Said Harris, "I've got some bands and dumbbells at my house, and a couple of guys that are still on the team have some dumbbells at their house. So we'll just get some workouts in with each other. We'll hit the parks with our cones and ladders."

A five-star signee from Texarkana, Texas, who finished his prep career at Hope, Agim played on one winning Arkansas team in 2016.

He had 40 starts as a Razorback, five as a freshman, 11 as a sophomore and all 12 games each of the last two years. He shifted full time to defensive tackle in 2019 and got his weight up to near 300 pounds. Agim posted 39 tackles last year, with 20 solo stops, and team highs of 5 sacks and 8.5 tackles for loss.

He finished the season with a 78.6 grade from Pro Football Focus, including an 81.5 rating in pressure.

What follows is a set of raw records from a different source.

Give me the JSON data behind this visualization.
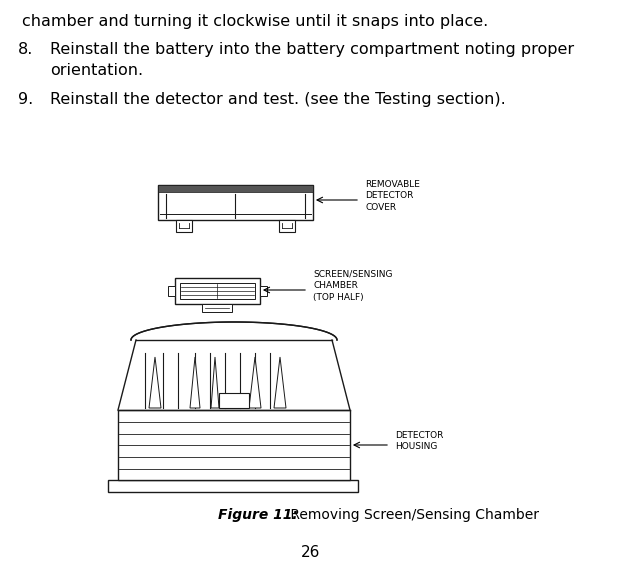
{
  "background_color": "#ffffff",
  "text_line1": "chamber and turning it clockwise until it snaps into place.",
  "item8_num": "8.",
  "item8_text_line1": "Reinstall the battery into the battery compartment noting proper",
  "item8_text_line2": "orientation.",
  "item9_num": "9.",
  "item9_text": "Reinstall the detector and test. (see the Testing section).",
  "label1": "REMOVABLE\nDETECTOR\nCOVER",
  "label2": "SCREEN/SENSING\nCHAMBER\n(TOP HALF)",
  "label3": "DETECTOR\nHOUSING",
  "figure_label_bold": "Figure 11:",
  "figure_label_normal": " Removing Screen/Sensing Chamber",
  "page_number": "26",
  "font_size_body": 11.5,
  "font_size_label": 6.5,
  "font_size_figure": 10,
  "font_size_page": 11
}
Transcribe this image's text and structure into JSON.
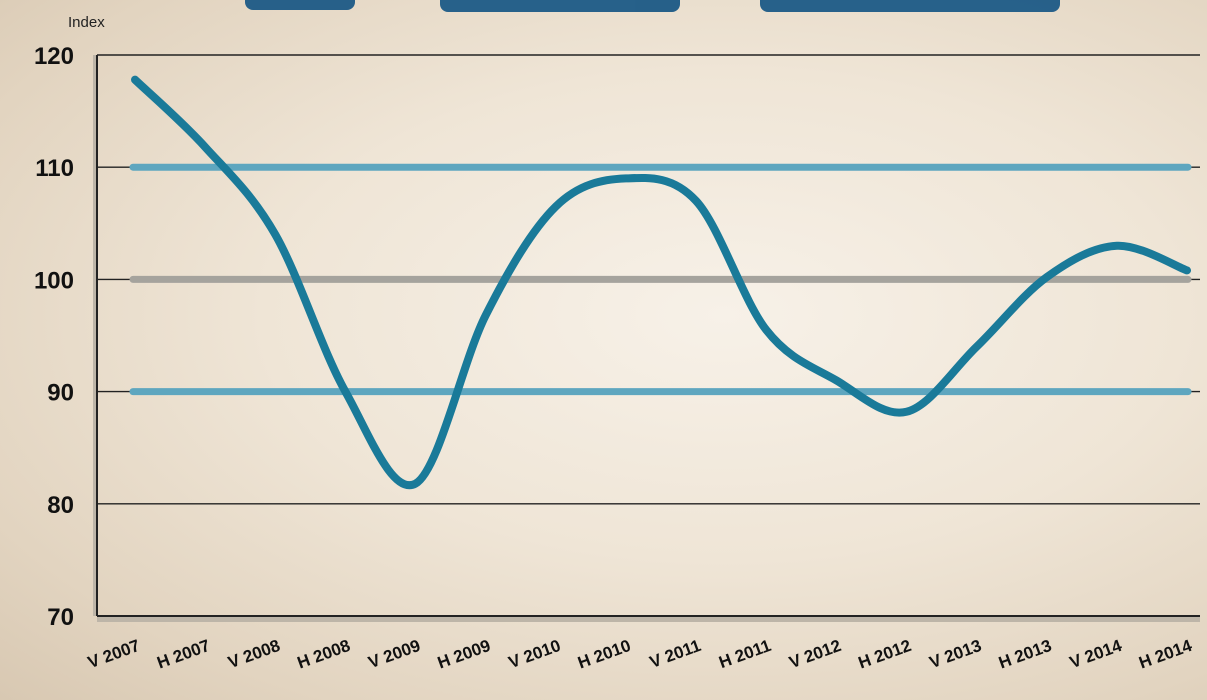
{
  "chart_data": {
    "type": "line",
    "ylabel": "Index",
    "ylim": [
      70,
      120
    ],
    "yticks": [
      120,
      110,
      100,
      90,
      80,
      70
    ],
    "categories": [
      "V 2007",
      "H 2007",
      "V 2008",
      "H 2008",
      "V 2009",
      "H 2009",
      "V 2010",
      "H 2010",
      "V 2011",
      "H 2011",
      "V 2012",
      "H 2012",
      "V 2013",
      "H 2013",
      "V 2014",
      "H 2014"
    ],
    "series": [
      {
        "values": [
          117.8,
          111.8,
          104.0,
          90.0,
          81.8,
          96.8,
          106.5,
          109.0,
          107.0,
          95.5,
          91.0,
          88.2,
          94.0,
          100.2,
          103.0,
          100.8
        ]
      }
    ],
    "reference_lines": [
      110,
      100,
      90
    ],
    "grid": true,
    "colors": {
      "series": "#1a7a99",
      "band_lines": "#5ea6bf",
      "center_line": "#a5a39d",
      "gridline": "#222222"
    }
  }
}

Agim said he's currently 6-3, 306 pounds, and that he's gotten positive feedback from his practice work at the East-West Shrine Game and Senior Bowl, as well as his testing from the NFL Scouting Combine.

"I feel like I did a great job at all of those," Agim said. "I feel like I really raised my stock. But I don't know how far I was climbing from. I didn't know where my starting point was. I've got to try to basically look at it through the lens of a GM. Every GM doesn't think the same way."

Agim said he's not concerned with projections on where he might be drafted and doesn't even want to hear them, or hear that his stock is on the rise.

"I don't know where I started at," he said. "We don't know. I asked my agent not to tell me. I'd like not to know. Whenever it happens, it just happens."

Agim will be in Texarkana for the draft.

In the meantime, he runs the hill or trains in the sand as opposed to conducting in-person workouts or interviews with NFL personnel like would have happened in year's past.

"Just a lot of phone calls, some Zoom," Agim said. "There hasn't been any face to face."